A decision by Whiting Petroleum Corp., the largest producer in North Dakota's Bakken shale basin, to put itself up for sale looks to be the first tremor in a potential wave of consolidation as $50-a-barrel prices undercut companies with heavy debt and high costs.

For the first time since wildcatters such as Harold Hamm of Continental Resources Inc. began extracting significant amounts of oil from shale formations, acquisition prospects from Texas to the Great Plains are looking less expensive.

Buyers are ultimately after reserves, the amount of oil a company has in the ground based on its drilling acreage. The value of about 75 shale-focused U.S. producers based on their reserves fell by a median of 25 per cent by the end of 2014 compared to 2013, according to data compiled by Bloomberg. That's opening up new opportunities for bigger companies with a better handle on their debt, said William Arnold, a former executive at Royal Dutch Shell PLC.

"In this market, there are whales and there are fishes, and the whales are well armed," said Mr. Arnold, who also worked as an energy-industry banker and now teaches at Rice University in Houston. "There are some very vulnerable little fishes out there trying to survive any way they can."

Smaller producers with significant debt that depend on higher prices to make money are the most likely early targets for buyers such as Exxon Mobil Corp. or Chevron Corp., companies that have bided their time for years as the value of some shale fields soared to $38,000 (U.S.) an acre from $450 just a few years earlier.

The market crash is creating "a consolidation game," Timothy Leach, Concho Resources Inc.'s chief executive said on a Feb. 26 call with investors.

"It's harder to be a small company today than it has been in the past."

In the preplunge days, acquisitions were dominated by foreign buyers overpaying to get a seat at the shale boom table.

Now, an expected surge of deals is more likely to feature fire sales by companies unable to pay expenses, falling asset prices and a widening division between the haves and have-nots.

Sellers will be companies such as Whiting, handicapped by heavy debt and lacking the cash reserves or hedging contracts that would have provided some insulation from the market crash. Among the three biggest producers in North Dakota – Whiting, Continental and Oasis Petroleum Inc. – the value per-barrel of reserves has fallen by about half since June, the data show, meaning those reserves would cost a buyer half what they were worth eight months ago.

Exxon is the only major oil company with a triple-A credit rating, which gives it unparalleled borrowing power for financing deals.

More importantly, the company has $226-billion of its own shares stashed away from buybacks that it could use to buy other companies. That was how Exxon paid for Mobil in 1999 and XTO Energy Inc. in 2010.

Chevron holds $43-billion of its own shares in its treasury alongside $13-billion in cash, and the company has ample ability to borrow.

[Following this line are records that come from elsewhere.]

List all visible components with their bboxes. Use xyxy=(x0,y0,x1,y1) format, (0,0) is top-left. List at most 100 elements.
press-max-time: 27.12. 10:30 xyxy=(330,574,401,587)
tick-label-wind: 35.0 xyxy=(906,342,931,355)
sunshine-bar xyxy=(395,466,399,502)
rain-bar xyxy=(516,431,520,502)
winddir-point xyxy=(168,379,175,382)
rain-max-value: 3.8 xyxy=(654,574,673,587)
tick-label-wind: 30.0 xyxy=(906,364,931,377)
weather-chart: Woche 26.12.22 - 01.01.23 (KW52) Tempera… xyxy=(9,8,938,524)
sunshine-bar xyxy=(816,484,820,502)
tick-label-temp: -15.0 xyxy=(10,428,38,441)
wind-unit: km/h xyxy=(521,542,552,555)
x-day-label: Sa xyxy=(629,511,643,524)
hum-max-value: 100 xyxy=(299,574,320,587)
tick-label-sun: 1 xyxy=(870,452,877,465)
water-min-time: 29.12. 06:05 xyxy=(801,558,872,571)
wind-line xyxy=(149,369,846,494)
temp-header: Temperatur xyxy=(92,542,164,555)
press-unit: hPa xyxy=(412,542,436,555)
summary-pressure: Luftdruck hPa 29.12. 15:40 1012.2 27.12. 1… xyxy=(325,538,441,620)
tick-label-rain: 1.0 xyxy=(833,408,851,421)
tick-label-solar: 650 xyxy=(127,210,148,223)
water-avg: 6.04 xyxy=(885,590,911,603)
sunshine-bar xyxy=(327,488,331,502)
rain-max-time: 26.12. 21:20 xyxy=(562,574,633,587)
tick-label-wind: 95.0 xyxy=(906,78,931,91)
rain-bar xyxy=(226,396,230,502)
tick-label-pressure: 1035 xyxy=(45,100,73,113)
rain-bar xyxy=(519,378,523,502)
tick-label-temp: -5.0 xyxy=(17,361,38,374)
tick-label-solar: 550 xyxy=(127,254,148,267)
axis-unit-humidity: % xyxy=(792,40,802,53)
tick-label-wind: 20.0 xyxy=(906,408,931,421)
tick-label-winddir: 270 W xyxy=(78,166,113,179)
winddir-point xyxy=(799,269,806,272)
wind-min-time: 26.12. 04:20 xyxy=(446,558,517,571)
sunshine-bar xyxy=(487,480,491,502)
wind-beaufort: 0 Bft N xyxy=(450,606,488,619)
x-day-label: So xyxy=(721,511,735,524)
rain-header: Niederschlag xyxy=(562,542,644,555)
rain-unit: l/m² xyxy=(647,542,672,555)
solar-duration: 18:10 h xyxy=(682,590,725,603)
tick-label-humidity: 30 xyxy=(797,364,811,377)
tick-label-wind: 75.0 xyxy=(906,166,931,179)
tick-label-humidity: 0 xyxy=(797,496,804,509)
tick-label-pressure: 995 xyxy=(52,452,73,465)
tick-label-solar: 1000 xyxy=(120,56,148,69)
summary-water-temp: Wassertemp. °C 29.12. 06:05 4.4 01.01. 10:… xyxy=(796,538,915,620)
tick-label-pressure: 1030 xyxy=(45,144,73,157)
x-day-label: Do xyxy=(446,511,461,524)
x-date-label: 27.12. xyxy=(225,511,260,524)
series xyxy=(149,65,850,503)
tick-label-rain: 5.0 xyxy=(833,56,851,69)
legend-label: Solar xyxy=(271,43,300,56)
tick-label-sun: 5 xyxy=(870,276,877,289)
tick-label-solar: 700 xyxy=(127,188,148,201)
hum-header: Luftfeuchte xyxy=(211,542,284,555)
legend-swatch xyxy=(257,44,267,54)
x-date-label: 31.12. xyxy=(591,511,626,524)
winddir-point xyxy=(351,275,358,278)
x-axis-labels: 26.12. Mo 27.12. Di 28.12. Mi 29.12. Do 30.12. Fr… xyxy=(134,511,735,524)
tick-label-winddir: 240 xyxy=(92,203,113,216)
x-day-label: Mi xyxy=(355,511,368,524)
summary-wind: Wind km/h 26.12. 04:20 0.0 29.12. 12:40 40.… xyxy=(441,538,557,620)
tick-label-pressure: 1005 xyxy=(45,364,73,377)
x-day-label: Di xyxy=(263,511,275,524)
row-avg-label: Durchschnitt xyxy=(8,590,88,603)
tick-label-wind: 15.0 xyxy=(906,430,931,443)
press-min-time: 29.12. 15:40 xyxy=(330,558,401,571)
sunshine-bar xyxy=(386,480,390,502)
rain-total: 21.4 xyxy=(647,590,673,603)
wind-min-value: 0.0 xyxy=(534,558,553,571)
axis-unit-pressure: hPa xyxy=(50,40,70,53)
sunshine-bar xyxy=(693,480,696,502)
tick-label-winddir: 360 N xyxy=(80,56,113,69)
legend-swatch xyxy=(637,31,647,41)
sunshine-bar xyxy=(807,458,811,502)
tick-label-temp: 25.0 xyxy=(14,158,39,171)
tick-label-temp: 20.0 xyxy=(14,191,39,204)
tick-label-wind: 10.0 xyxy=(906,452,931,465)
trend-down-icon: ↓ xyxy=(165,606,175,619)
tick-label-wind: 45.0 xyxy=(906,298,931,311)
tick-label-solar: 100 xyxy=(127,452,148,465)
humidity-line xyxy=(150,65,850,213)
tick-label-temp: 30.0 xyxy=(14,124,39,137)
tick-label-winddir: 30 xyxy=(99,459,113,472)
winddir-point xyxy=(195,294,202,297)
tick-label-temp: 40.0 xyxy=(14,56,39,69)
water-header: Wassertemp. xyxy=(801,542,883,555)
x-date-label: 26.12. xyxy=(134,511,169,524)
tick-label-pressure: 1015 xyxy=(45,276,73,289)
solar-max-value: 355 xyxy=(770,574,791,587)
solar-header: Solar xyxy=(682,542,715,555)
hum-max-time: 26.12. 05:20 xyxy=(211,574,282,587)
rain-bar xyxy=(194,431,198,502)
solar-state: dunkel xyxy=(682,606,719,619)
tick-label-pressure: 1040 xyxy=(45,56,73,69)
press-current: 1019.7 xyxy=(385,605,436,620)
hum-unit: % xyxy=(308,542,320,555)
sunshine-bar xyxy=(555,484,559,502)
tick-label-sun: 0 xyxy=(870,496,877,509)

An analysis by Wolfe Research LLC's Paul Sankey found the likeliest takeover candidates among major U.S. and Canadian producers included Continental, Apache Corp., Devon Energy Corp. and Anadarko Petroleum Corp. Those companies are big enough to help a buyer such as Exxon gain oil reserves at a cheaper price compared with peers, Mr. Sankey wrote Feb. 2.

Whiting has reached out to potential buyers, including Statoil ASA, about a sale, people familiar with the matter said this week.

The Denver-based company would be an attractive target for Exxon, Chevron or Hess Corp., all of which have operations in North Dakota and would benefit from scaling up, according to a Bank of America Corp. note to investors Monday.

Spokesmen for Exxon, Statoil, Chevron and Hess declined to comment on their potential interest in buying shale companies. Spokesmen for Anadarko, Apache and Devon declined to comment about their interest in selling.